Тут Кристофер мягко позвал из своей комнаты:

— Рази!

Голос был едва слышен, но Рази тут же развернулся и метнулся в комнату. Винтер еще ни разу не видела, чтобы он двигался так быстро. Она стояла, вслушиваясь в их тихий разговор, и чувствовала себя сбитой с толку.

— Дай мне с ней повидаться… — Голос Кристофера был мягок, однако это была не просьба.

— Крис. Пожалей же себя…

— Мне необходимо ее увидеть.

— Я же уже сказал, с ней все в порядке.

А теперь Кристофер умолял все тем же мягким шепотом, и Рази не выдержал звучавшего в его голосе отчаяния.

Он вышел за дверь, встав так, что против света он казался лишь длинной узкой тенью.

— Заходи, — тихо сказал он.

Кристофер сидел у низкого столика, в окружении множества флаконов, бутылочек и полос ткани, а у его локтя стояла миска с горячей водой. Одет он был в просторный полосатый цветастый балахон, похожий на те, что носят бедуины, а грязные волосы были собраны на затылке. Шею он все еще держал неестественно прямо, дрожь не проходила, а заплывшие глаза были лишь немного приоткрыты.

— Винтер? — позвал он, с трудом шевеля губами.

— Да.

— Я тебя не вижу.

Она подошла ближе, ступив в освещенный круг.

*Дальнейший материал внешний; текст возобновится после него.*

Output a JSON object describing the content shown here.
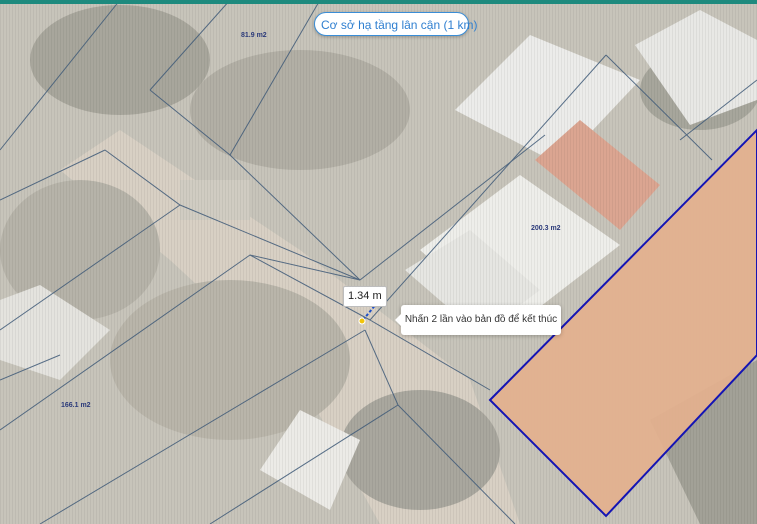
{
  "map": {
    "nearby_infrastructure_label": "Cơ sở hạ tầng lân cận (1 km)",
    "parcel_area_labels": [
      "81.9 m2",
      "200.3 m2",
      "166.1 m2"
    ],
    "measurement": {
      "distance_label": "1.34 m",
      "hint_text": "Nhấn 2 lần vào bản đồ để kết thúc"
    },
    "colors": {
      "accent_strip": "#1e8a7e",
      "button_text": "#2f7fd0",
      "parcel_boundary": "#3f5a78",
      "selected_parcel_fill": "#e3b08e",
      "selected_parcel_outline": "#1414b4",
      "measure_point": "#f2c40a",
      "measure_line": "#1d4fc9"
    }
  }
}
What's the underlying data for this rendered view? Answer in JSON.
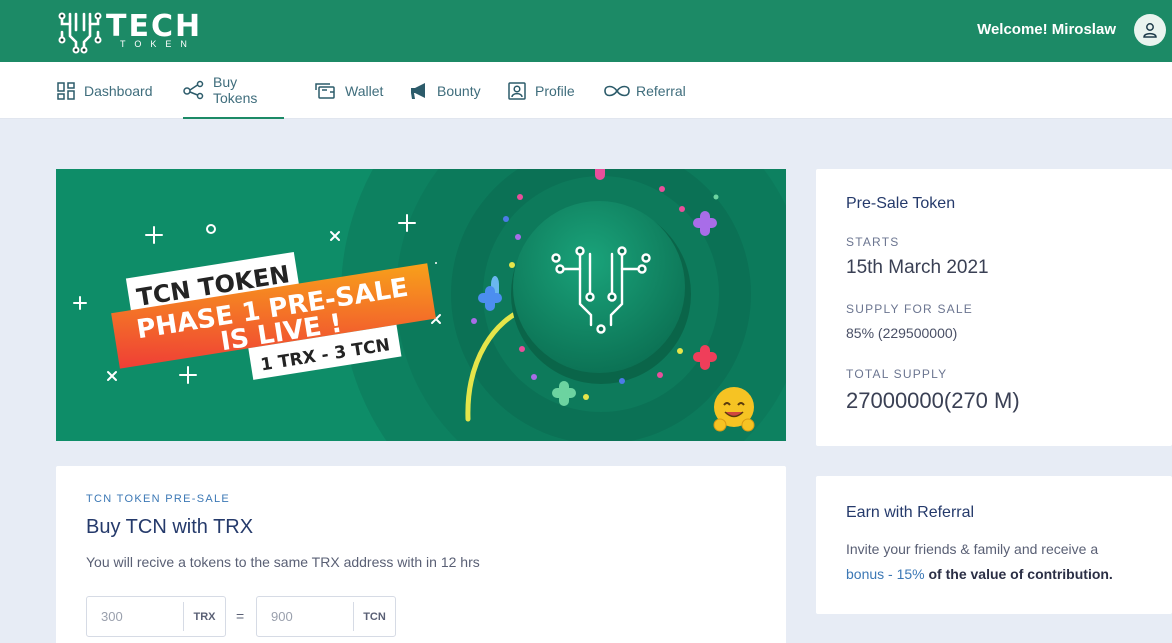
{
  "header": {
    "logo_word": "TECH",
    "logo_sub": "TOKEN",
    "welcome": "Welcome! Miroslaw"
  },
  "nav": {
    "items": [
      {
        "label": "Dashboard",
        "icon": "dashboard-icon"
      },
      {
        "label": "Buy Tokens",
        "icon": "share-nodes-icon",
        "active": true
      },
      {
        "label": "Wallet",
        "icon": "wallet-icon"
      },
      {
        "label": "Bounty",
        "icon": "megaphone-icon"
      },
      {
        "label": "Profile",
        "icon": "profile-card-icon"
      },
      {
        "label": "Referral",
        "icon": "infinity-icon"
      }
    ]
  },
  "banner": {
    "line1": "TCN TOKEN",
    "line2": "PHASE 1 PRE-SALE",
    "line3": "IS LIVE !",
    "rate": "1 TRX - 3 TCN"
  },
  "presale": {
    "title": "Pre-Sale Token",
    "starts_label": "STARTS",
    "starts_value": "15th March 2021",
    "supply_label": "SUPPLY FOR SALE",
    "supply_value": "85% (229500000)",
    "total_label": "TOTAL SUPPLY",
    "total_value": "27000000(270 M)"
  },
  "referral": {
    "title": "Earn with Referral",
    "text_a": "Invite your friends & family and receive a",
    "bonus": "bonus - 15%",
    "text_b": " of the value of contribution."
  },
  "buy": {
    "eyebrow": "TCN TOKEN PRE-SALE",
    "title": "Buy TCN with TRX",
    "description": "You will recive a tokens to the same TRX address with in 12 hrs",
    "trx_placeholder": "300",
    "trx_unit": "TRX",
    "equals": "=",
    "tcn_placeholder": "900",
    "tcn_unit": "TCN"
  },
  "colors": {
    "brand": "#1c8a66",
    "accent_orange": "#f37a1f",
    "link_blue": "#3c78b5",
    "background": "#e7ecf5"
  }
}
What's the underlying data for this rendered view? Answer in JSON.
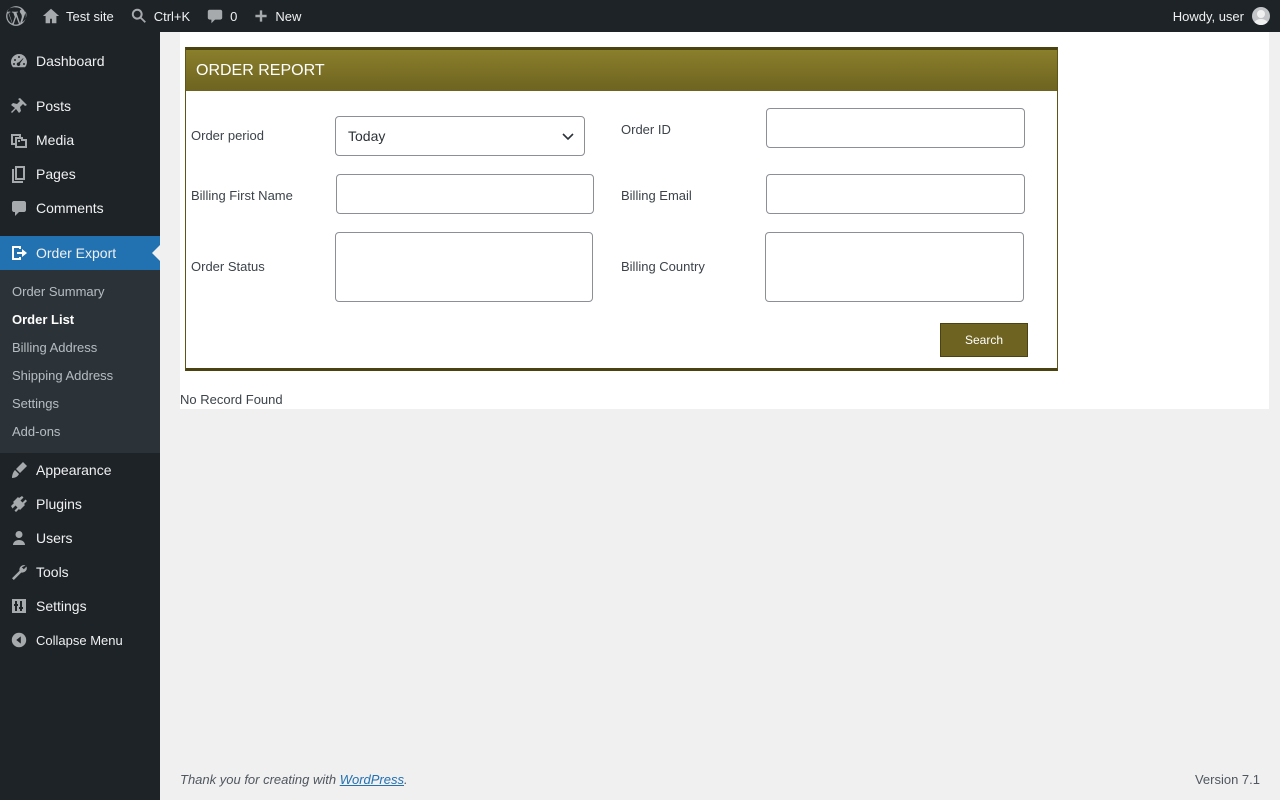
{
  "adminbar": {
    "site_name": "Test site",
    "search_shortcut": "Ctrl+K",
    "comments_count": "0",
    "new_label": "New",
    "howdy": "Howdy, user"
  },
  "menu": {
    "dashboard": "Dashboard",
    "posts": "Posts",
    "media": "Media",
    "pages": "Pages",
    "comments": "Comments",
    "order_export": "Order Export",
    "submenu": [
      "Order Summary",
      "Order List",
      "Billing Address",
      "Shipping Address",
      "Settings",
      "Add-ons"
    ],
    "appearance": "Appearance",
    "plugins": "Plugins",
    "users": "Users",
    "tools": "Tools",
    "settings": "Settings",
    "collapse": "Collapse Menu"
  },
  "report": {
    "title": "ORDER REPORT",
    "order_period_label": "Order period",
    "order_period_value": "Today",
    "order_id_label": "Order ID",
    "order_id_value": "",
    "billing_first_name_label": "Billing First Name",
    "billing_first_name_value": "",
    "billing_email_label": "Billing Email",
    "billing_email_value": "",
    "order_status_label": "Order Status",
    "billing_country_label": "Billing Country",
    "search_button": "Search",
    "no_record": "No Record Found"
  },
  "footer": {
    "thanks_prefix": "Thank you for creating with ",
    "wordpress_link": "WordPress",
    "thanks_suffix": ".",
    "version": "Version 7.1"
  }
}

Похоже, он оглядывал ее с ног до головы, стараясь разглядеть в полумраке через отекшие веки.

— Они не сделали тебе ничего плохого?

Вопрос настолько ее поразил, что она не нашлась, что ответить. Он подался вперед и учащенно задышал, прищурив почти не видящие глаза, замычал от боли, которую это ему причинило. Она с трудом разобрала слова, когда он сказал:

— Ответь же мне. Ты должна мне сказать. Они не сделали тебе ничего плохого?

Она подошла еще ближе, сдерживая отвращение от ужасной вони:

— Нет, Кристофер. Никто мне ничего не сделал.

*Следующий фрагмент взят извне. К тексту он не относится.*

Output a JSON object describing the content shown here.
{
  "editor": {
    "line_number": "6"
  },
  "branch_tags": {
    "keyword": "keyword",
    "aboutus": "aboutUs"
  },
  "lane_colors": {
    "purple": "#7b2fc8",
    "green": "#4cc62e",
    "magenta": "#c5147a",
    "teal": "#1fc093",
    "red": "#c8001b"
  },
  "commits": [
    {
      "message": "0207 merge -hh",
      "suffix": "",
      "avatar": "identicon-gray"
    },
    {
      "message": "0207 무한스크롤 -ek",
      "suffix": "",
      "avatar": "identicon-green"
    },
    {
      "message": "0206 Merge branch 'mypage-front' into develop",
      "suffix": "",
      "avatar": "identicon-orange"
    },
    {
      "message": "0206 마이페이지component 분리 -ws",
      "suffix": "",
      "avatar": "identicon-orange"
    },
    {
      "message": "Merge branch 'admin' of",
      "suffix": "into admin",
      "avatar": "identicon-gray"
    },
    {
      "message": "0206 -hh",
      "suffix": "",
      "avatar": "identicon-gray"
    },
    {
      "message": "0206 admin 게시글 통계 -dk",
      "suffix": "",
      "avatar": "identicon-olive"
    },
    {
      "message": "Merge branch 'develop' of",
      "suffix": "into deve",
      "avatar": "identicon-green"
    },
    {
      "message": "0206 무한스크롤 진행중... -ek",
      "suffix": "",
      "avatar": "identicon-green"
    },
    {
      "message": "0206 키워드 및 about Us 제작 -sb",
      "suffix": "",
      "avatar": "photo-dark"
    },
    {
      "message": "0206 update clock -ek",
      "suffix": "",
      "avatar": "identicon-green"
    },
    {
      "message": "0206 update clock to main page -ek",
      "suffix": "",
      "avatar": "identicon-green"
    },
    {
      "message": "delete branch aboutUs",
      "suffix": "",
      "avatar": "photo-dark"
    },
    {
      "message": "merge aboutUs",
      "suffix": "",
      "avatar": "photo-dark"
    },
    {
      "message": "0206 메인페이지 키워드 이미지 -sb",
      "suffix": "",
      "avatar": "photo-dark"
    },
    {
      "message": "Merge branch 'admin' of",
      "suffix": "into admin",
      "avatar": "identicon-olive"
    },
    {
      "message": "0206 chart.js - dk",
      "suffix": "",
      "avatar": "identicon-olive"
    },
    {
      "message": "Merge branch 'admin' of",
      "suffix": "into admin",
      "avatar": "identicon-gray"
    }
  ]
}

Сомнение, отразившееся на его лице, было очевидно. Добавив уверенности в голос, она повторила:

— Никто ничего плохого мне не сделал, Кристофер. Я провела мирную ночь, лежа в собственной постели.

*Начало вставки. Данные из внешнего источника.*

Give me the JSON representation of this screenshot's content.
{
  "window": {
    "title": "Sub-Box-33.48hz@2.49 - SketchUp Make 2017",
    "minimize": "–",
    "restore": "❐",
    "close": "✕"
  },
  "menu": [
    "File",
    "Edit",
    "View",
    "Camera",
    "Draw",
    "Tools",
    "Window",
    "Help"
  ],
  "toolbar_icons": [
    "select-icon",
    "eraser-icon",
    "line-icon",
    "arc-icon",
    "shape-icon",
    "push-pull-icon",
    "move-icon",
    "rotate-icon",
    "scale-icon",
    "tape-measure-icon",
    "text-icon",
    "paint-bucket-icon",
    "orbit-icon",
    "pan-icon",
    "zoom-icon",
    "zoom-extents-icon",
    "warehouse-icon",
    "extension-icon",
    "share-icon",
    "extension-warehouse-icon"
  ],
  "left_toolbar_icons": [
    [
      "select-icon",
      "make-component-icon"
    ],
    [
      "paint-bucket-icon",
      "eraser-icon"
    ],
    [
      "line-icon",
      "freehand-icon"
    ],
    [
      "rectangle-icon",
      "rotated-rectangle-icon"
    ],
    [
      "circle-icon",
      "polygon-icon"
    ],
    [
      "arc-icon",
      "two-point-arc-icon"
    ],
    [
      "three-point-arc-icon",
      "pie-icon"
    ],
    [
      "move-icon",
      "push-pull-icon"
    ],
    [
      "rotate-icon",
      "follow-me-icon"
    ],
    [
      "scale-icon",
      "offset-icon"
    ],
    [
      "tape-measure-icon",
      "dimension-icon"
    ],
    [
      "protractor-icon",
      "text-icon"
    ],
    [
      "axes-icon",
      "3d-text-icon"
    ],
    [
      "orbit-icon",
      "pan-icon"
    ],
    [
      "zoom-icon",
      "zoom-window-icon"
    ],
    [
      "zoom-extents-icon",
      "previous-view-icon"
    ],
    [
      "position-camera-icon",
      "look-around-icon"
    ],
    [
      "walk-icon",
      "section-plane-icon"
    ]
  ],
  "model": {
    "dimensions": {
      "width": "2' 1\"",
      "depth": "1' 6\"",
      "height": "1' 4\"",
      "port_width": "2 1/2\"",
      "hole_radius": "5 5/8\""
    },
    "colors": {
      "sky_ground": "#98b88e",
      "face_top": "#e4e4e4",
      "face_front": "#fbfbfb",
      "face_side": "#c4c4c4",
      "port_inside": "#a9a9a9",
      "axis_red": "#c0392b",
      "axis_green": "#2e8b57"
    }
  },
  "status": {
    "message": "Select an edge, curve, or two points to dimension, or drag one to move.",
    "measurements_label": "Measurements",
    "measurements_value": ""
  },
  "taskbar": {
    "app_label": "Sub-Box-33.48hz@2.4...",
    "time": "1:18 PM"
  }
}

На этот раз он поверил и облегченно улыбнулся разбитыми губами.

— Ахххх, — сказал он мягко, и в щелочках глаз блеснул отсвет свечей. — Это хорошо. Это чудесно…

— Я пойду, не буду мешать тебе принимать ванну.

Он судорожно кивнул и закрыл глаза, чтобы их не резал свет, осторожно, понемногу вдыхая воздух разбитым ртом. На мгновение боль завладела им без остатка.

— Зайти к тебе попозже?

Кристофер ничего не ответил, и девушка подумала, что он, должно быть, погрузился в забытье.

Она развернулась, чтобы уйти, и внезапно он проговорил настойчиво:

— Обещаешь? Ты ведь расскажешь нам… если они тебя обидят? — Почему он не оставляет расспросы? Винтер забеспокоилась, не бредит ли он. Кристофер продолжал: — Это… если ты не рассказываешь о таких вещах… — Его руки сильно затряслись под длинными рукавами балахона, и он прижал их к груди. Внезапно у него задрожали губы, а дыхание стало быстрым и сбивчивым, но он все же закончил фразу: — Они как будто превращаются в… личинок, живущих у тебя в голове. Если не скажешь… Они сжирают тебя изнутри.

— Клянусь, — ответила она. — Я клянусь, Кристофер. Никто и пальцем меня не тронул.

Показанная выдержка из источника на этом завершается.